En el proveído del 27 de noviembre de 2024 la Comisión Nacional de Disciplina Judicial inició por indicar que Enrique Cabrera Pascuas formuló queja disciplinaria bajo el radicado No. 41001110200020080018600 contra JAIME TOLEDO CUÉLLAR, toda vez que posterior a haberse finalizado el 17 de mayo de 2006 el proceso de reparación directa No. 200003968004, el mencionado abogado sólo le reconoció la suma de $28.000.000, monto que resulta ser inferior al 70% que le correspondía, luego de descontarse el 30% de honorarios pactados al inicio de la relación contractual.

Luego, precisó que acumuló a la actuación el proceso No. 41001110200020090046900, iniciado por la queja formulada por Jaysson Correa Pancho contra JAIME TOLEDO CUÉLLAR, toda vez, que en su condición de apoderado en el proceso de reparación directa No. 20000396800108, recibió de parte del Ministerio de Defensa Nacional la indemnización a él reconocida el 17 de mayo de 2006 y no le ha entregado lo que le corresponde, aunado al hecho de que pretende cobrar por honorarios el 50% de lo percibido, variando así el acuerdo inicial.

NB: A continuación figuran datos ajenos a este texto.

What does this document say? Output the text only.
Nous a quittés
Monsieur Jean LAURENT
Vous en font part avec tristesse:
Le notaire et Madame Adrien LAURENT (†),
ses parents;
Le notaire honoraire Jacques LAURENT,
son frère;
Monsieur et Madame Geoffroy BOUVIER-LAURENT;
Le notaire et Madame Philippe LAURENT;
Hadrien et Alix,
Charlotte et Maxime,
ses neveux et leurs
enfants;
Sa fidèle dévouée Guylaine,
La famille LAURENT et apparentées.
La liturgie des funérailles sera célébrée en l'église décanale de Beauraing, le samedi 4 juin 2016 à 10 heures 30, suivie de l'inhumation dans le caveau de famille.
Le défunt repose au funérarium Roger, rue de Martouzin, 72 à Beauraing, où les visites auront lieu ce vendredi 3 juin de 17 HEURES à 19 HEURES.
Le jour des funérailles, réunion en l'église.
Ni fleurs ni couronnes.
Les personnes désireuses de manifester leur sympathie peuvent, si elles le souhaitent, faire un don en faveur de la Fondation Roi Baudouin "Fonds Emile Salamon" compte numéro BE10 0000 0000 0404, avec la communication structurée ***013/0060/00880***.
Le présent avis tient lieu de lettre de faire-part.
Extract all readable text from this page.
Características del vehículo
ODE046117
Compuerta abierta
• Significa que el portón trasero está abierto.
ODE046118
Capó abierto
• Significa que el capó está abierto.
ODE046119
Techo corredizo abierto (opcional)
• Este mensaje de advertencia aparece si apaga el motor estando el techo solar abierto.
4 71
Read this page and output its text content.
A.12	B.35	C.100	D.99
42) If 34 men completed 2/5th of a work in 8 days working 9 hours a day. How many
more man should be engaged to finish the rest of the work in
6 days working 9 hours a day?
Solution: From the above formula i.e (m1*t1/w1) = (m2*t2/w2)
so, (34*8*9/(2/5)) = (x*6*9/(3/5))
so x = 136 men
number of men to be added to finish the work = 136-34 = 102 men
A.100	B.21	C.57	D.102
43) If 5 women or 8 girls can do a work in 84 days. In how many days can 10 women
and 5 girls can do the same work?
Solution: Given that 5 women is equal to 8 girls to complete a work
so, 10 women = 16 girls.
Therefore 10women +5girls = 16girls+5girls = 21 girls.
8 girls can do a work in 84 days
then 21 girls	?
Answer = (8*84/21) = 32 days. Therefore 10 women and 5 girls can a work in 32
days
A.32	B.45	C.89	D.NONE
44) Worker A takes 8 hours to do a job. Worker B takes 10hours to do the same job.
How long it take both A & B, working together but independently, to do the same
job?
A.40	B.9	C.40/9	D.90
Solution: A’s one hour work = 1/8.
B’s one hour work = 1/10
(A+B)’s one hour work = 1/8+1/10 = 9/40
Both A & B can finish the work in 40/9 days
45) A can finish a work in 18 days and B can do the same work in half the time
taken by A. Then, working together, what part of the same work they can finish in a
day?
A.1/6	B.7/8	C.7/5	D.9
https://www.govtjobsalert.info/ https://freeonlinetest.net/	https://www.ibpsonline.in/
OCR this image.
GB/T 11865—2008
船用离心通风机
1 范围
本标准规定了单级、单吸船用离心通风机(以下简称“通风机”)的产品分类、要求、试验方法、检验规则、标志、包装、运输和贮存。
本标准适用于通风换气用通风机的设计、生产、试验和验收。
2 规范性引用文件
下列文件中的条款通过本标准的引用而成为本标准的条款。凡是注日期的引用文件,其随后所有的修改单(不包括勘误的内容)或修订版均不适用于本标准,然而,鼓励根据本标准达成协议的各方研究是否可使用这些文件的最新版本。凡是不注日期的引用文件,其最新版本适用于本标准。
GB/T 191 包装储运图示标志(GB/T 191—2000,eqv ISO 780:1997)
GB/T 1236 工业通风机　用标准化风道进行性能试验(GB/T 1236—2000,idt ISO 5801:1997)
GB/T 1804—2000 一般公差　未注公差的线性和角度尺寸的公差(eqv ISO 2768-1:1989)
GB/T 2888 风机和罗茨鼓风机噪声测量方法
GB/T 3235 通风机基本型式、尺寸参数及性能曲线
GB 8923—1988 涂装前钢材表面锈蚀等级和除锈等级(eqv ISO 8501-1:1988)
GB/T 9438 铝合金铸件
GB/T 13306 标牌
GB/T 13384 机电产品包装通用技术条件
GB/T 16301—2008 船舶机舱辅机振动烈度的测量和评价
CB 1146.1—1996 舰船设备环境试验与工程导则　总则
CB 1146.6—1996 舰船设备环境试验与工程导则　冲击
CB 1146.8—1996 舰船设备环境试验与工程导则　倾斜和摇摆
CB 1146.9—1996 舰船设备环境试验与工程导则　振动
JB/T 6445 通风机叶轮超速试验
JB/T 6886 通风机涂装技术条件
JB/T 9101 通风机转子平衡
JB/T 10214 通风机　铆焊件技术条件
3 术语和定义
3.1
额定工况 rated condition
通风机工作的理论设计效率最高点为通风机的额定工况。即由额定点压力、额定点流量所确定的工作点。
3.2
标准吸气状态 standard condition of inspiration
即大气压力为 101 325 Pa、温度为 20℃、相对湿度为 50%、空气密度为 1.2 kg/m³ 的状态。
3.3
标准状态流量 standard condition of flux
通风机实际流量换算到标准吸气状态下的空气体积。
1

De ese modo, luego de enunciar y estudiar las pruebas que fueron allegadas al proceso disciplinario, partió por exponer que el apoderado de JAIME TOLEDO CUÉLLAR solicitó que « se declarara la prescripción de la acción disciplinaria de la falta prevista en el artículo 35 numeral 4 de la Ley 1123 de 2007 por la que fue llamado a responder su representado, dando aplicación al término previsto en el artículo 132 del Estatuto Anticorrupción por el principio de favorabilidad» Al respecto, la autoridad demandada estimó que en el presente asunto no se puede acudir al principio de favorabilidad, por cuanto, no se está ante una situación de duda sobre la disposición jurídica aplicable al caso en concreto, pues, a JAIME TOLEDO CUÉLLAR se le investiga como abogado y no en calidad de servidor, funcionario o empleado público, en tal sentido, consideró que bajo los principios de legalidad y especialidad, la actuación disciplinaria en contra del precitado se surte bajo el procedimiento disciplinario establecido en la Ley 1123 de 2007.

Asimismo, frente a que el término prescriptivo de que trata el artículo 30 de la Ley 734 de 2002 modificado por el artículo 132 de la Ley 1474 de 2011 le es más favorable al interesado, la Corporación demandada sostuvo que ello no es así, debido a que, no se está ante un panorama de tránsito legislativo en que en el que se deba estudiar la aplicación de la norma más benigna, pues las leyes antes referidas son aplicables a los asuntos disciplinarios contra los servidores públicos.

Aunado a lo anterior, estimó que el artículo 16 de la Ley 1123 de 2007 prevé la posibilidad de acudir al Código Disciplinario Único cuando exista un vacío legal en la norma especial, situación que tampoco se evidencia porque el artículo 24 del mencionado estatuto del abogado reglamentó expresamente el tema atinente a la prescripción de la acción disciplinaria.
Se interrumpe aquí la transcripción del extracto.